Dayal has made Sebi a party in the NCLAT, unlike at the NCLT. He explains that since the NCLT re-looked at the whole process of the voting exercise and didn’t find anything wrong with it, it had dismissed the case. However, he points out that newspapers had reported in March 2024 that ICICI Bank employees had been calling up shareholders of ICICI Securities and nudging them to vote in favour of delisting.

In May, the Press also reported that Sebi had started to look into the matter, about which ICICI Securities shareholders complained to the regulator. In June, the markets watchdog wrote a letter to ICICI Bank asking it to desist from interfering with the shareholders’ decision-making, and called its interference “inappropriate”.

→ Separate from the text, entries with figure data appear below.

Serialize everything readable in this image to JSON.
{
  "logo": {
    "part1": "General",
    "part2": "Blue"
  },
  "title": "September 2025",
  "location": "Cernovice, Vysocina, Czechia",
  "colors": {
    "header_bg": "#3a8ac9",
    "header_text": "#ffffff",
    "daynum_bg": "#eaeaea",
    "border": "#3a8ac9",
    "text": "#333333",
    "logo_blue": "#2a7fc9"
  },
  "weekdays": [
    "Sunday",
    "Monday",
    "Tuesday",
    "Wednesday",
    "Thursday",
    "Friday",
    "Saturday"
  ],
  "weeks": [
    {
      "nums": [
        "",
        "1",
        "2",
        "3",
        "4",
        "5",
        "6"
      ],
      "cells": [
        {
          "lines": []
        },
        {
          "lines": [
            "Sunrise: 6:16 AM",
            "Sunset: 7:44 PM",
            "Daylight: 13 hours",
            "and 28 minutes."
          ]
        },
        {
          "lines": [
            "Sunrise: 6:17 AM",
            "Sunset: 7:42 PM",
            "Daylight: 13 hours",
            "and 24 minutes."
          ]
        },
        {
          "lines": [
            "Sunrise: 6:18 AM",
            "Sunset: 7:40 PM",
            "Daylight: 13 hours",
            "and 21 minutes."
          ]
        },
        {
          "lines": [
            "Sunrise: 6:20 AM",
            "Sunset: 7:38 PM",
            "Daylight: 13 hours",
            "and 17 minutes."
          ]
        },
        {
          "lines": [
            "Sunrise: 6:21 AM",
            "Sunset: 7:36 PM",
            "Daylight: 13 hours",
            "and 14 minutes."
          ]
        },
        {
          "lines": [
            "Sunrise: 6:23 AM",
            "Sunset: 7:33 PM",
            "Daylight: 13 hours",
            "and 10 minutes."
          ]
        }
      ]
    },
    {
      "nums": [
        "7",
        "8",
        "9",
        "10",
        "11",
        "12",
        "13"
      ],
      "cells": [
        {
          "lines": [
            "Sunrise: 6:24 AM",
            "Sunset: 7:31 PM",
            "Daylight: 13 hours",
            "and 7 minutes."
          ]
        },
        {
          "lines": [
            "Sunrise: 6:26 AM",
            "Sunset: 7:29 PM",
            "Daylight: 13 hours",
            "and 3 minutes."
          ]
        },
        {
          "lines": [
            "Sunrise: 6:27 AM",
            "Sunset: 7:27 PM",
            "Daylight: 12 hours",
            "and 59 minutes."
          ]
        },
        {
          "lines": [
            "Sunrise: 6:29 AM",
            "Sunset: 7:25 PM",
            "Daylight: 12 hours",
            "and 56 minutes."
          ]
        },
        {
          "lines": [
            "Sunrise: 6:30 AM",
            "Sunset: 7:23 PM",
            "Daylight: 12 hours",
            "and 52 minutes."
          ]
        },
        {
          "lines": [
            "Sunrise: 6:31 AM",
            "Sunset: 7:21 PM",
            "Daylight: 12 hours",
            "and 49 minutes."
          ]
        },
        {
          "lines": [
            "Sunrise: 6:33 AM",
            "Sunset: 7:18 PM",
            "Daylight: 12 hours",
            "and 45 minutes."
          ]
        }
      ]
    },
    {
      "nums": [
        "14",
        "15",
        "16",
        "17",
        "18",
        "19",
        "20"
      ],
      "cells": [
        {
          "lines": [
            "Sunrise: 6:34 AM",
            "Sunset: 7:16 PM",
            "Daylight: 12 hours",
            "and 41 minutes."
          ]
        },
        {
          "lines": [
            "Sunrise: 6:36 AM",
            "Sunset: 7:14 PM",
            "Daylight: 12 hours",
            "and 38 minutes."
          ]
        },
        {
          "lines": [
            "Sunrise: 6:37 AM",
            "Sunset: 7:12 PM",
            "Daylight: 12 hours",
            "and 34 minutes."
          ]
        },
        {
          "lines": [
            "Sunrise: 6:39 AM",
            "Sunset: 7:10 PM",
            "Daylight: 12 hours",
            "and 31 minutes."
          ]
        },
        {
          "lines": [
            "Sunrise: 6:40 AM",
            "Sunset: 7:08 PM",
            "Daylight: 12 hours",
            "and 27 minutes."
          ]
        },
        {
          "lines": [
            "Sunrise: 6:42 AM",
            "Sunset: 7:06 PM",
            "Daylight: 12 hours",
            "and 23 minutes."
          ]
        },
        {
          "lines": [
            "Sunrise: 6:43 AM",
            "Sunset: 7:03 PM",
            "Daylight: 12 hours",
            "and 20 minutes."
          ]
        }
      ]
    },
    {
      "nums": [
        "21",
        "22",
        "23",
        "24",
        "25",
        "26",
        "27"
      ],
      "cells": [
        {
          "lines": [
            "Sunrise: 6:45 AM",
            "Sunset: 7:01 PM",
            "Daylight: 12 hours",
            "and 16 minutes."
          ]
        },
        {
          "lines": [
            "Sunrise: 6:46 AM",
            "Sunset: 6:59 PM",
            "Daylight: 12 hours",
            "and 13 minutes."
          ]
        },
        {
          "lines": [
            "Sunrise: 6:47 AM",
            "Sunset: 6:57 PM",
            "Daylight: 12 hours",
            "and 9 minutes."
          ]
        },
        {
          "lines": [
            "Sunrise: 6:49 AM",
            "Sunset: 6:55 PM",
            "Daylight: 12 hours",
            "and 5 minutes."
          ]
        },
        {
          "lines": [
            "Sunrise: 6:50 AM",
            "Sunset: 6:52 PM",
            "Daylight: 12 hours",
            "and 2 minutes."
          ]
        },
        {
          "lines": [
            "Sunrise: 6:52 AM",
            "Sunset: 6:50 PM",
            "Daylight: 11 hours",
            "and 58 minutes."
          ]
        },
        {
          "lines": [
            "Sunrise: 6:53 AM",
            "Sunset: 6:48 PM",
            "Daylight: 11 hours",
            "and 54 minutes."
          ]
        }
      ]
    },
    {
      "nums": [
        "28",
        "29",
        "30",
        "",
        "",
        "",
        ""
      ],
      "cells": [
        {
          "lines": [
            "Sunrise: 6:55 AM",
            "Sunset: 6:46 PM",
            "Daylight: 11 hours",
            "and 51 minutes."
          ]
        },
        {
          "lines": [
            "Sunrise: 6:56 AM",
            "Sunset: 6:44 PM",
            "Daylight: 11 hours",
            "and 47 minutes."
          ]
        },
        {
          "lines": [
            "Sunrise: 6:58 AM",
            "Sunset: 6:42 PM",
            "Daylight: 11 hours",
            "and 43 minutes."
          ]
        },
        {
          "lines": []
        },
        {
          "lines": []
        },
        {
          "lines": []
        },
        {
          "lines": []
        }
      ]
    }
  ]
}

Dayal says that he wants Sebi to  clarify to the NCLAT whether, according to its June letter to ICICI Bank, the voting “process was vitiated” as the NCLT judge had observed. It will compel the NCLAT to order a second shareholder vote over delisting.

As of September-end, QLTEVF holds 5,80,810 shares, or 0.008 percent, of the bank’s shareholding. It also holds 2,47,482 shares, or 0.076 percent, in ICICI Securities Ltd.

“ICICI Securities represents about 2 percent of our portfolio. We are custodians of your savings. If you have given us capital to deploy on your behalf, it’s not a game. You’ve given me your capital, your savings, to maximise your returns. We are accountable to our investors. This will benefit our unitholders. We’re not doing this for glory. We’re doing this to fight for the unitholders’ right to get the right price for their shares – and we expect Sebi to do the same,” Dayal says.